A pair of divers swimming along Florida's Peace River made an unexpected find: a four-foot, 50-pound leg bone from a giant Columbian mammoth that lived 10,000 years ago.
The divers Derek Demeter and Henry Sadler, who were also both amateur paleontologists, went for a scuba trip on the Florida River, located some 55 miles from the city of Sarasota, and found the bone. They believe that the femur belonged to a Columbian mammoth - giant trunked mammals that roamed North America as far as the northern part of the US during the Pleistocene some 2.6 million to 10,000 years ago.
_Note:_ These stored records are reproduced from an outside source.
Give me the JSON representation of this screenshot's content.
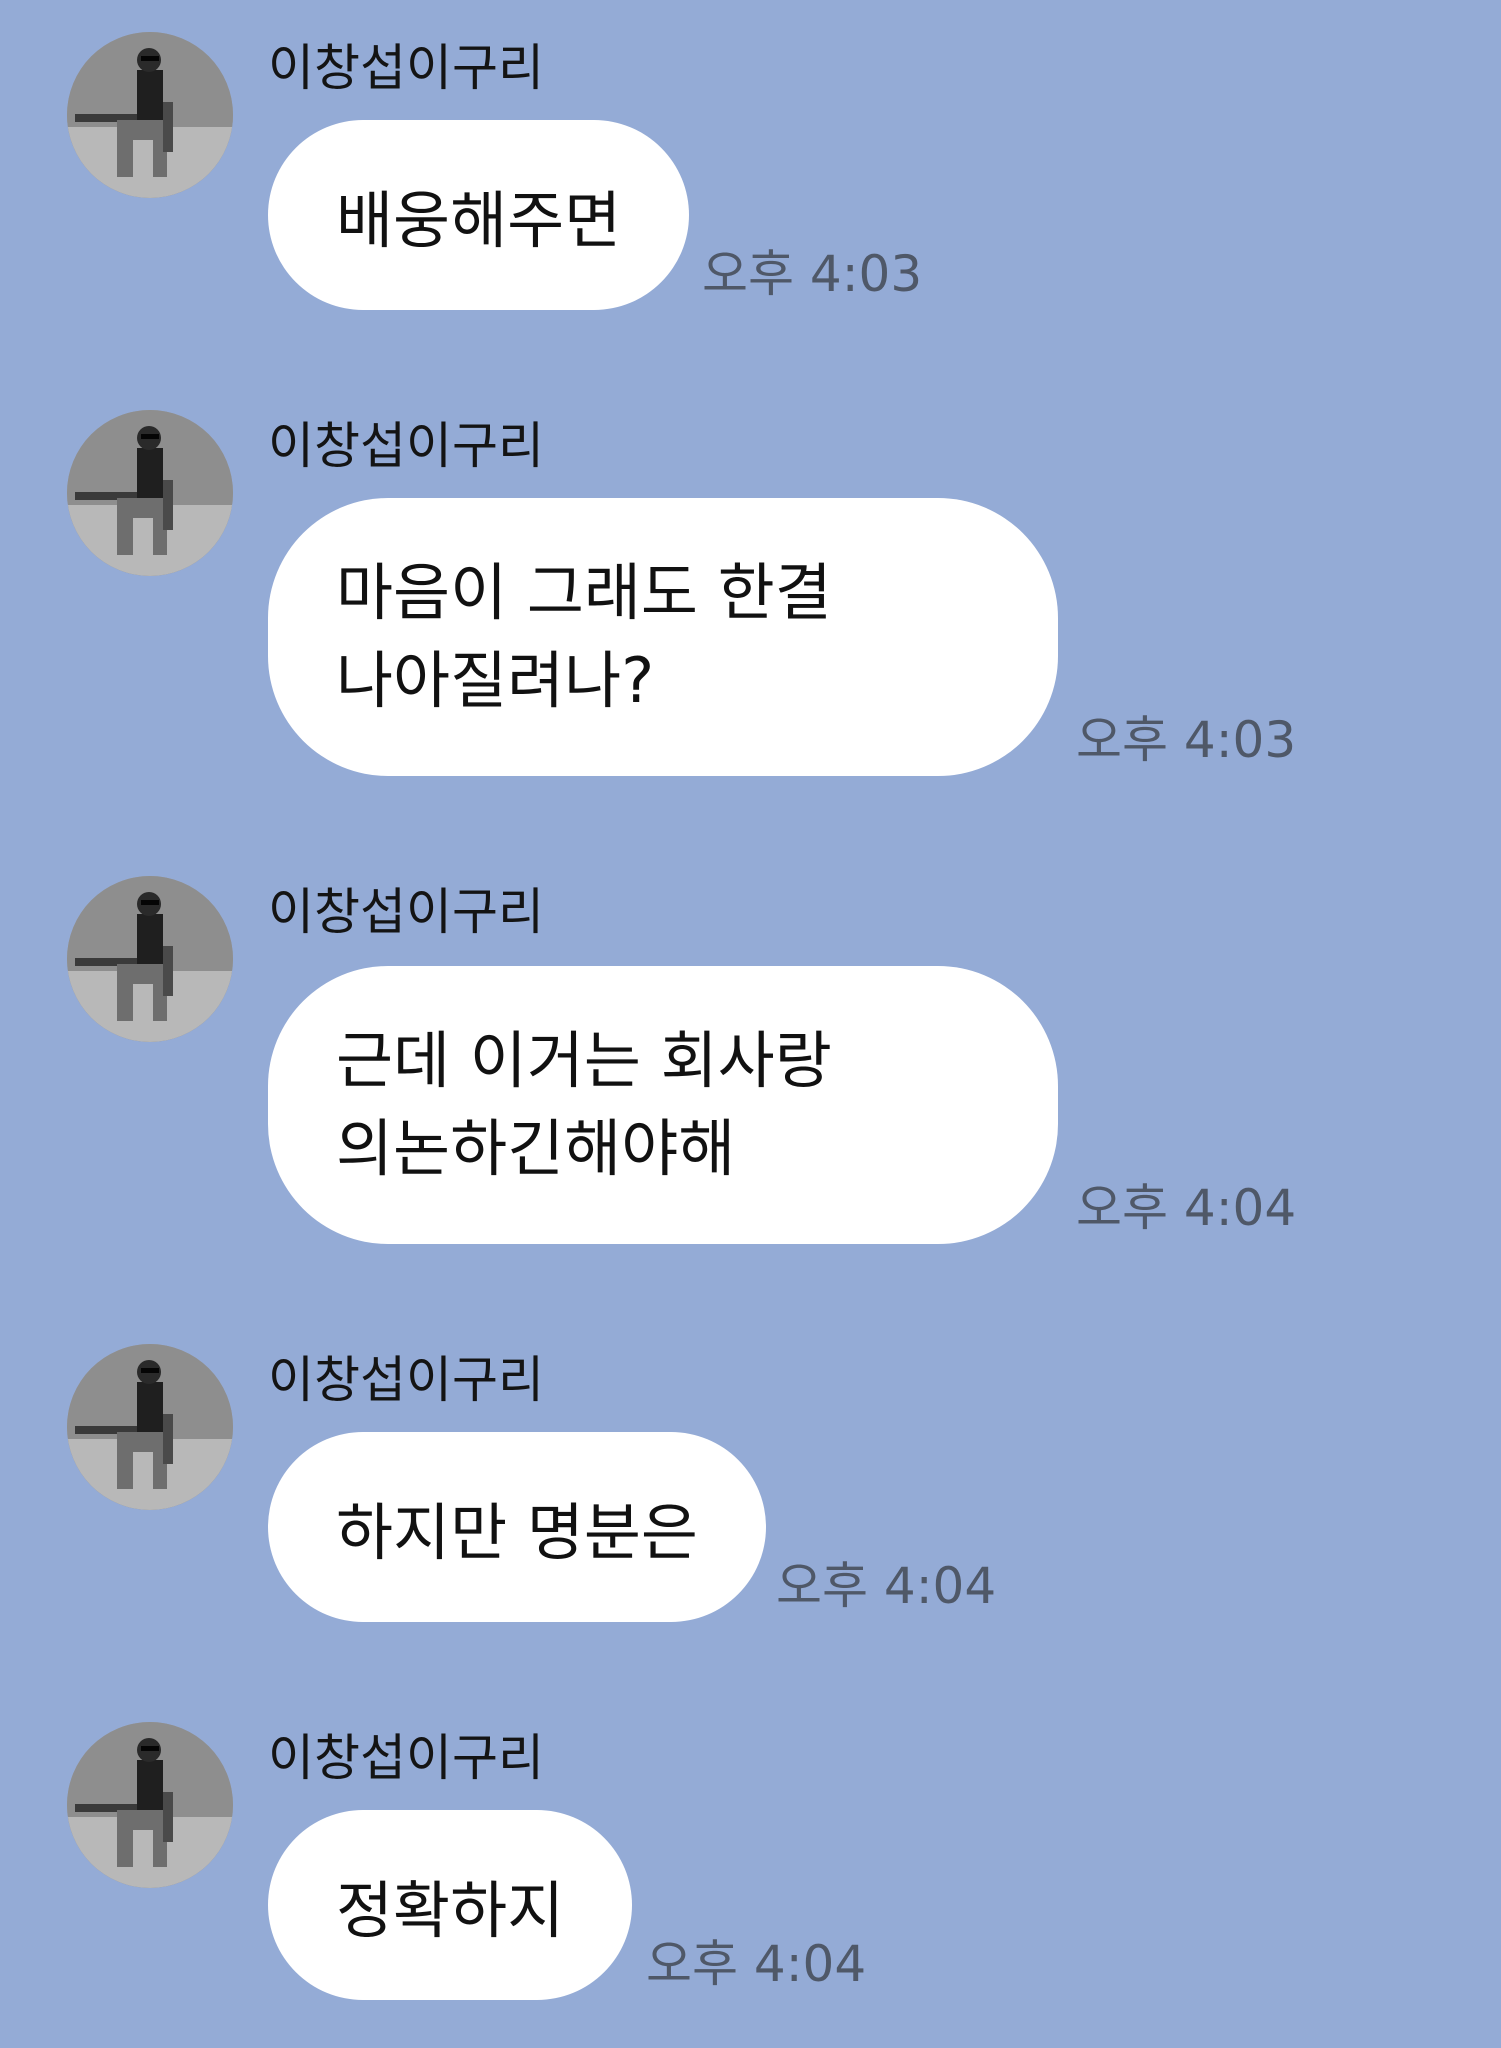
{
  "colors": {
    "background": "#94abd6",
    "bubble": "#ffffff",
    "sender_text": "#141414",
    "time_text": "#4f5868"
  },
  "messages": [
    {
      "sender": "이창섭이구리",
      "avatar_icon": "profile-photo",
      "lines": [
        "배웅해주면"
      ],
      "time": "오후 4:03"
    },
    {
      "sender": "이창섭이구리",
      "avatar_icon": "profile-photo",
      "lines": [
        "마음이 그래도 한결",
        "나아질려나?"
      ],
      "time": "오후 4:03"
    },
    {
      "sender": "이창섭이구리",
      "avatar_icon": "profile-photo",
      "lines": [
        "근데 이거는 회사랑",
        "의논하긴해야해"
      ],
      "time": "오후 4:04"
    },
    {
      "sender": "이창섭이구리",
      "avatar_icon": "profile-photo",
      "lines": [
        "하지만 명분은"
      ],
      "time": "오후 4:04"
    },
    {
      "sender": "이창섭이구리",
      "avatar_icon": "profile-photo",
      "lines": [
        "정확하지"
      ],
      "time": "오후 4:04"
    }
  ]
}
These giant mammals were known to reach 13 feet tall and weigh more than 10 tons, as reported by DailyMail.
Scuba Expedition Turned Into an Archaeological Find
Recalling their story in the local publication Orlando Sentinel, an April 25 scuba expedition turned into a discovery as Sadler came running to his buddy telling him that he had found something "amazing."
"When I saw it, I couldn't believe it. I was in denial," said Demeter, who also works as the planetarium director at the Seminole State College also in Florida. "It was really neat to see that be discovered."
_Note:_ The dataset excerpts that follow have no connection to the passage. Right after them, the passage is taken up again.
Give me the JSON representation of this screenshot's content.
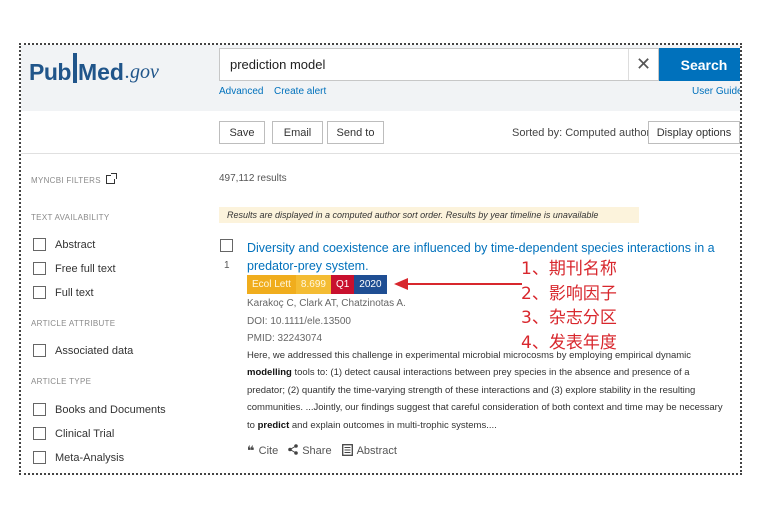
{
  "logo": {
    "pub": "Pub",
    "med": "Med",
    "gov": ".gov"
  },
  "search": {
    "value": "prediction model",
    "clear_icon": "close-icon",
    "button_label": "Search"
  },
  "links": {
    "advanced": "Advanced",
    "create_alert": "Create alert",
    "user_guide": "User Guide"
  },
  "toolbar": {
    "save": "Save",
    "email": "Email",
    "send_to": "Send to",
    "sorted_by": "Sorted by: Computed author",
    "display_options": "Display options"
  },
  "sidebar": {
    "myncbi_filters": "MYNCBI FILTERS",
    "text_availability": "TEXT AVAILABILITY",
    "text_filters": [
      "Abstract",
      "Free full text",
      "Full text"
    ],
    "article_attribute": "ARTICLE ATTRIBUTE",
    "attribute_filters": [
      "Associated data"
    ],
    "article_type": "ARTICLE TYPE",
    "type_filters": [
      "Books and Documents",
      "Clinical Trial",
      "Meta-Analysis"
    ]
  },
  "results": {
    "count": "497,112 results",
    "notice": "Results are displayed in a computed author sort order. Results by year timeline is unavailable",
    "items": [
      {
        "number": "1",
        "title": "Diversity and coexistence are influenced by time-dependent species interactions in a predator-prey system.",
        "badges": {
          "journal": "Ecol Lett",
          "impact_factor": "8.699",
          "quartile": "Q1",
          "year": "2020"
        },
        "authors": "Karakoç C, Clark AT, Chatzinotas A.",
        "doi": "DOI: 10.1111/ele.13500",
        "pmid": "PMID: 32243074",
        "snippet": {
          "part1": "Here, we addressed this challenge in experimental microbial microcosms by employing empirical dynamic ",
          "hl1": "modelling",
          "part2": " tools to: (1) detect causal interactions between prey species in the absence and presence of a predator; (2) quantify the time-varying strength of these interactions and (3) explore stability in the resulting communities. ...Jointly, our findings suggest that careful consideration of both context and time may be necessary to ",
          "hl2": "predict",
          "part3": " and explain outcomes in multi-trophic systems...."
        },
        "actions": {
          "cite": "Cite",
          "share": "Share",
          "abstract": "Abstract"
        }
      }
    ]
  },
  "annotations": [
    "1、期刊名称",
    "2、影响因子",
    "3、杂志分区",
    "4、发表年度"
  ],
  "colors": {
    "brand": "#20558a",
    "link": "#0071bc",
    "search_button": "#0071bc",
    "annotation": "#d8272d",
    "quartile": "#c8102e",
    "year": "#1f4e93",
    "journal": "#f0ad1d"
  }
}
He also posted the discovery on his Facebook page, saying that " It weighs a ton but incredible discovery!" He also noted that during the Pleistocene, the land that is now Florida once "had these giants roam the prehistoric savannah grasslands."
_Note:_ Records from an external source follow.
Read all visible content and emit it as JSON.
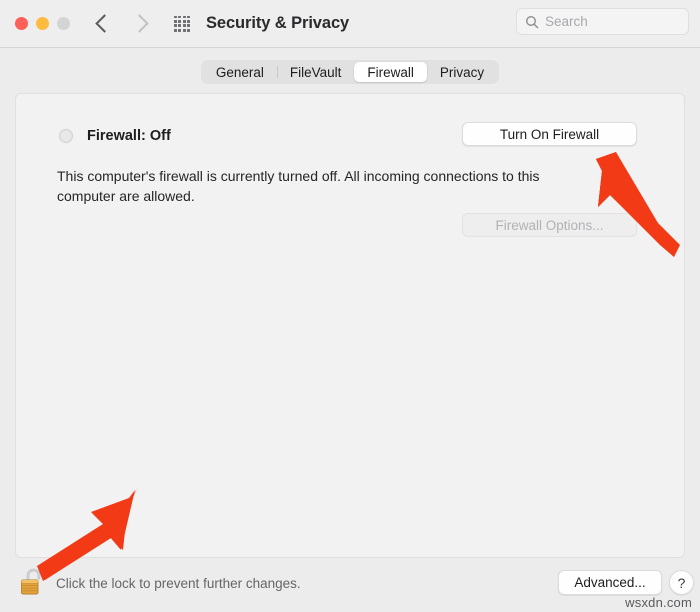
{
  "window": {
    "title": "Security & Privacy",
    "traffic_lights": [
      {
        "name": "close",
        "color": "#fc6058"
      },
      {
        "name": "minimize",
        "color": "#fdbc40"
      },
      {
        "name": "zoom",
        "color": "#d4d4d4"
      }
    ],
    "nav": {
      "back": "back-chevron",
      "forward": "forward-chevron"
    },
    "grid_icon": "show-all-grid-icon"
  },
  "search": {
    "placeholder": "Search",
    "value": "",
    "icon": "search-icon"
  },
  "tabs": [
    {
      "label": "General",
      "selected": false
    },
    {
      "label": "FileVault",
      "selected": false
    },
    {
      "label": "Firewall",
      "selected": true
    },
    {
      "label": "Privacy",
      "selected": false
    }
  ],
  "main": {
    "status_label": "Firewall: Off",
    "status_indicator": "off-status-dot",
    "description": "This computer's firewall is currently turned off. All incoming connections to this computer are allowed.",
    "turn_on_button": "Turn On Firewall",
    "firewall_options_button": "Firewall Options...",
    "firewall_options_disabled": true
  },
  "footer": {
    "lock_icon": "unlocked-padlock-icon",
    "lock_text": "Click the lock to prevent further changes.",
    "advanced_button": "Advanced...",
    "help_button": "?"
  },
  "annotations": [
    {
      "name": "arrow-to-turn-on-firewall",
      "color": "#f23a17",
      "direction": "up-left"
    },
    {
      "name": "arrow-to-lock",
      "color": "#f23a17",
      "direction": "down-left"
    }
  ],
  "watermark": "wsxdn.com",
  "colors": {
    "window_bg": "#ececec",
    "panel_bg": "#f2f2f2",
    "titlebar_bg": "#eeeeee",
    "accent_red": "#f23a17",
    "lock_gold": "#e0a33e"
  }
}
While radiocarbon dating has not been conducted on the Columbian mammoth bone recovered by the divers, Demeter estimates that the sample might be as old as 100,000 years old based on its density. He adds in a separate interview with Fox35 Orlando that the sample was "pretty well preserved" because it was protected as it was buried underneath the sands of the riverbed.
Aside from the leg bone belonging to a Columbian mammoth, the divers also found a part of a now-extinct shark species, as well as a tooth, believed to belong to a saber-toothed tiger in the same expedition. Salder, who also teaches middle school in St. Petersburg, explains that they only recovered the "top third" of it, adding that the tooth was missing "quite a bit."
Florida During the Pleistocene
A virtual presentation of the Pleistocene Epoch by the Florida Museum explains that the ice ages of the period forced drastic climatic changes on the northern continents of the time. However, the land that is now Florida was "buffered" from the worst effects of this climate shift, thanks to the warmer waters of the neighboring Gulf of Mexico. Still, the region experience rapid changes in its environmental conditions, with the museum explaining that the landmass was "more than twice as large as it is today."
Also, albeit in decline, megafauna or large animals roamed the lands of Pleistocene-era Florida. Demeter supports this rich history of wildlife in the area, explaining that the Peace River has proved to be a "treasure trove" for different fossils - remains of once-powerful beasts that thrived in the location, including mammoths, giant sloths, as well as megalodons in its waters.